ST. PETERSBURG, Fla. — Starting in October, if you call 9-1-1 in St. Petersburg for a non-violent, social service call, a social worker may respond instead of a police officer.
It's part of a new plan announced Thursday by the St. Petersburg Mayor and chief of police to "re-imagine" the department.
The St. Petersburg Police Department will create a new division within the department called the Community Assistance Liaison (CAL).
This new department will respond to calls that do not pertain to actual crimes and the focus will be on providing help instead of making arrests. Members of the CAL team will not be armed.
"We've come a long way and we're proud of our strive, but we are not complacent," said Mayor Kriseman.
This new department will begin on Oct. 1. It is a direct response to local and national Black Lives Matter protests in the wake of George Floyd's death.
Instead of sending a police officer, a CAL member will respond to the following issues:
- Disorderly intoxication
- Drug overdoses
- Intoxicated person
- Mental health crisis
- Suicide crisis
- Mental health transport
- Disorderly juvenile/ truancy
- Disorderly juvenile at elementary schools
- Homeless complaints
- Neighborhood dispute
The police department said in 2019, they received about 12,700 calls for service on the issues listed above out of a total of 259,800 calls for service.
This new division will take over those calls rather than a previous commitment to add 25 new officers to the department over the next two years.
The department will lose $3,125,000 in federal grant funding awarded for the 25 new officers and $3,800,000 from the city.
Instead, the city will use those funds to pay for the new division.
The police department will monitor calls related to the above issues for one year to determine whether this approach has been successful or whether a police officer was still required in addition to the CAL member.
A police officer will always be dispatched to violent or life-threatening situations.
Law enforcement leaders hope it will free up officers for more urgent emergency calls and provide better assistance to those with mental health, substance abuse and housing issues.
In St. Petersburg, new police officers receive just 40 hours of mental health training. That’s why Chief Anthony Holloway says social workers will be better trained to handle these types of calls. He also hopes it will lead to fewer people being forced into mental health institutions on involuntary holds.
St. Petersburg Police leaders are also promising to use more discretion before dispatching officers.

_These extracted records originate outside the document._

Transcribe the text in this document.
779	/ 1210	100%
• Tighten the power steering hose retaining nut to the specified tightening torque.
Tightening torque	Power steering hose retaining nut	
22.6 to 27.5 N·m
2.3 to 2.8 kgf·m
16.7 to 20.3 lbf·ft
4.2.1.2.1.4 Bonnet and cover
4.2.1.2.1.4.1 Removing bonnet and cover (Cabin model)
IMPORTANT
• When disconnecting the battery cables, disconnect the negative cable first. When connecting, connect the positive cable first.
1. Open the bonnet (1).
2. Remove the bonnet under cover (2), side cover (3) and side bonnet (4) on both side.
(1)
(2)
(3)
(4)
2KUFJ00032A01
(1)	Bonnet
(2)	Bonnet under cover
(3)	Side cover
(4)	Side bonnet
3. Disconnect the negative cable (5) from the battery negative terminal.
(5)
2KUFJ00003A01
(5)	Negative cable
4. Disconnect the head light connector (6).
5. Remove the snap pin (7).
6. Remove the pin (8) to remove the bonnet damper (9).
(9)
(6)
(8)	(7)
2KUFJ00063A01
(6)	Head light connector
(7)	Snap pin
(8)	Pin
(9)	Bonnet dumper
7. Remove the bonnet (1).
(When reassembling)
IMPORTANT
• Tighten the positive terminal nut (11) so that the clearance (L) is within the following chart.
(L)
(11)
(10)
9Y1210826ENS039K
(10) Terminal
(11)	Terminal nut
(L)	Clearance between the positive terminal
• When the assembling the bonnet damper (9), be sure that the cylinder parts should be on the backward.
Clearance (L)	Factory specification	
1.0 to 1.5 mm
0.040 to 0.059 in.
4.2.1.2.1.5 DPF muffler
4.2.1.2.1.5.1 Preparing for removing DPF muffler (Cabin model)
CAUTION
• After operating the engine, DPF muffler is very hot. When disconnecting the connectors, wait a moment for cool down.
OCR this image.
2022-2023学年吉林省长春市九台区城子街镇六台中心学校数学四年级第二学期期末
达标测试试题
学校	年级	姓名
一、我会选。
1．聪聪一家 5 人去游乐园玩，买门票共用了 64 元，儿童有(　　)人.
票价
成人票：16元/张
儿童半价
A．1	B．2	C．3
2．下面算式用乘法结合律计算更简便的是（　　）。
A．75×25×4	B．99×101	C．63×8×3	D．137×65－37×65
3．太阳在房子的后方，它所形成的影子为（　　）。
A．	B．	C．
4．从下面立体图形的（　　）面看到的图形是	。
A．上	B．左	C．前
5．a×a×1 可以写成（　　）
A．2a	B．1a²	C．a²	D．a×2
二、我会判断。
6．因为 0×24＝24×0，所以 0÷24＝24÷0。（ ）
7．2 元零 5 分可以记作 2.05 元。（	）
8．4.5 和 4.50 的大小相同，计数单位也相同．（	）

“Believe it or not, we still get calls about there is an african american male sitting in the park. He doesn’t look like us, we’re not coming to those calls. If that person is not committing a crime, we’re not going to that,” Holloway added.
Chief Holloway also announced that officers will receive more training in the near future. De-escalation training and self-defense tactics training will now be required twice a year versus annually.
The park, walk, and talk program, which entails officers parking their patrol cars and walking the areas they patrol to get to know the people they serve, will go from 1 hour
per week, to 2 hours per week.
St. Petersburg Police leaders also plan to look into ways to alter and improve their Use of Force policy, how complaints are processed and investigate who they are arresting and why.